Le ricerche hanno permesso di rintracciarlo poco distante, in evidente stato di alterazione psicofisica e con segni visibili dello scontro. Dagli accertamenti è emerso l’elemento decisivo: l’uomo era sottoposto alla misura cautelare degli arresti domiciliari e si trovava in strada senza autorizzazione dell’Autorità Giudiziaria, configurando così il reato di evasione. L’abitazione presentava arredi danneggiati e vetri infranti, confermando la violenza dell’episodio. Arrestato e condotto in caserma, è stato nuovamente sottoposto ai domiciliari dopo l’udienza di convalida. Resta ferma la presunzione di innocenza fino a sentenza definitiva.
Scenario differente ma altrettanto grave a San Ferdinando, nella tendopoli cittadina, dove i Carabinieri della locale Stazione hanno eseguito un’ordinanza di custodia cautelare in carcere nei confronti di un uomo, gravemente indiziato di atti persecutori e tentata estorsione aggravata dall’uso di armi.
L’indagine, coordinata dalla Procura della Repubblica di Palmi diretta dal dott. Emanuele Crescenti, è scaturita dalle denunce di un connazionale dell’indagato, che ha raccontato mesi di vessazioni iniziate per un banale dissidio. Secondo quanto ricostruito, l’uomo avrebbe minacciato la vittima brandendo un’accetta, dando avvio a un’escalation culminata in richieste quotidiane di denaro tra i 50 e i 100 euro, imposte con machete, coltelli o accette, come una sorta di “affitto” estorsivo. Determinante il sequestro dell’accetta utilizzata per le minacce. L’indagato è stato tradotto in carcere per prevenire ulteriori condotte violente. Anche in questo caso vale il principio di presunzione di innocenza.
Sempre a San Ferdinando, i Carabinieri hanno eseguito un’altra misura cautelare nell’ambito del contrasto alla violenza di genere. Un uomo è stato raggiunto da un provvedimento per atti persecutori e violenza sessuale nei confronti dell’ex compagna, emesso dal GIP del Tribunale di Palmi su richiesta della Procura.

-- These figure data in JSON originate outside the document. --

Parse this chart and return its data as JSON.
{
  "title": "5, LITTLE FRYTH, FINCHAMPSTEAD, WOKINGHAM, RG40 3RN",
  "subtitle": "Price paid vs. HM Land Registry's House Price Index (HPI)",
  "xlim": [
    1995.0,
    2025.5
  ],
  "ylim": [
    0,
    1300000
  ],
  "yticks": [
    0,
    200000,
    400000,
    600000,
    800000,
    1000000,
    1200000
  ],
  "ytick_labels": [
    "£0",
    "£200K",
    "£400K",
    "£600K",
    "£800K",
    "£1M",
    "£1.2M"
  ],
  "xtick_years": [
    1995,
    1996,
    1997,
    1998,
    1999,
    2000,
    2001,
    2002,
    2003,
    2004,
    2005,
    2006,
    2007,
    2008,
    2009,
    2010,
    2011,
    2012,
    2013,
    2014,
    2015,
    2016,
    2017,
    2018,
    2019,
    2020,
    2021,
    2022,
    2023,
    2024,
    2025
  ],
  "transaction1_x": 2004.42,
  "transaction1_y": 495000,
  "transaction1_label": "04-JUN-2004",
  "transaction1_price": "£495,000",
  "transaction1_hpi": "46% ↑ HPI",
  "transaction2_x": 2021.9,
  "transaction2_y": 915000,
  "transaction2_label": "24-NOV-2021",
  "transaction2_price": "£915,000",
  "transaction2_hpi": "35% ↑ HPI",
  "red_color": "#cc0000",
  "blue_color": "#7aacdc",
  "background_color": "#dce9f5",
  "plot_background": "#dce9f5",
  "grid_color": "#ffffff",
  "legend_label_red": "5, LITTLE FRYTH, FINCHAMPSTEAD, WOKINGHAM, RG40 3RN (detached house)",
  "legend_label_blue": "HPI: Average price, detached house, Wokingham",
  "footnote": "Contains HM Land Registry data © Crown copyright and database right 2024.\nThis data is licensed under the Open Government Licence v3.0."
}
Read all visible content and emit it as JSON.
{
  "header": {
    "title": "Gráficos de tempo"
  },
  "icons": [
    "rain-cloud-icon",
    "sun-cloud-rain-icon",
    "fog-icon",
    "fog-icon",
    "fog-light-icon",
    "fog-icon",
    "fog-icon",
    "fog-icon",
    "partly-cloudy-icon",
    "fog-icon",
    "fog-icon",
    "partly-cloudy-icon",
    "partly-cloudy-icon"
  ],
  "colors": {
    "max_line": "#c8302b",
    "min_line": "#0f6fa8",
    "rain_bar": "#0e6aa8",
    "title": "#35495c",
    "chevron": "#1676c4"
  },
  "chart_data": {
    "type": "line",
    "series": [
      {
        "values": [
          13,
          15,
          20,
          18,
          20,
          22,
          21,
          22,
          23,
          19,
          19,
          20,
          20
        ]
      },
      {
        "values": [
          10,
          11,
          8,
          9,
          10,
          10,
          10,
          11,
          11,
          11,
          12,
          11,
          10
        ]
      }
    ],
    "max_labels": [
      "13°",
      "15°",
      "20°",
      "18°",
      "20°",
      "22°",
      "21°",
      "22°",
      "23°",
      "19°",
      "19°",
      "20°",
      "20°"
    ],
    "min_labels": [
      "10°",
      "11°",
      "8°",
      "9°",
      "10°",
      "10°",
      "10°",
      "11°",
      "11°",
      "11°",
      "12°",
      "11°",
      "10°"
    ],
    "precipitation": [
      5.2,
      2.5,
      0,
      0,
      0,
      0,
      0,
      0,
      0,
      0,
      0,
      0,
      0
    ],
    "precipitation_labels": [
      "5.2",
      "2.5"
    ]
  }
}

L’indagine, avviata dopo la denuncia della donna, ha ricostruito mesi di pedinamenti, minacce e controlli ossessivi, con una pressione tale da costringere la vittima a modificare le proprie abitudini di vita. Il quadro si sarebbe aggravato con ripetuti episodi di violenza sessuale nonostante il chiaro dissenso della donna. Il giudice ha disposto il divieto di avvicinamento con obbligo di mantenere una distanza minima di 500 metri e l’applicazione del braccialetto elettronico. Durante l’esecuzione del provvedimento sono state inoltre ritirate armi e munizioni legalmente detenute dall’indagato.
L’intervento si inserisce nelle attività svolte secondo le procedure del Codice Rosso. Anche in questo procedimento, l’indagato è da ritenersi presunto innocente fino a eventuale sentenza definitiva di condanna.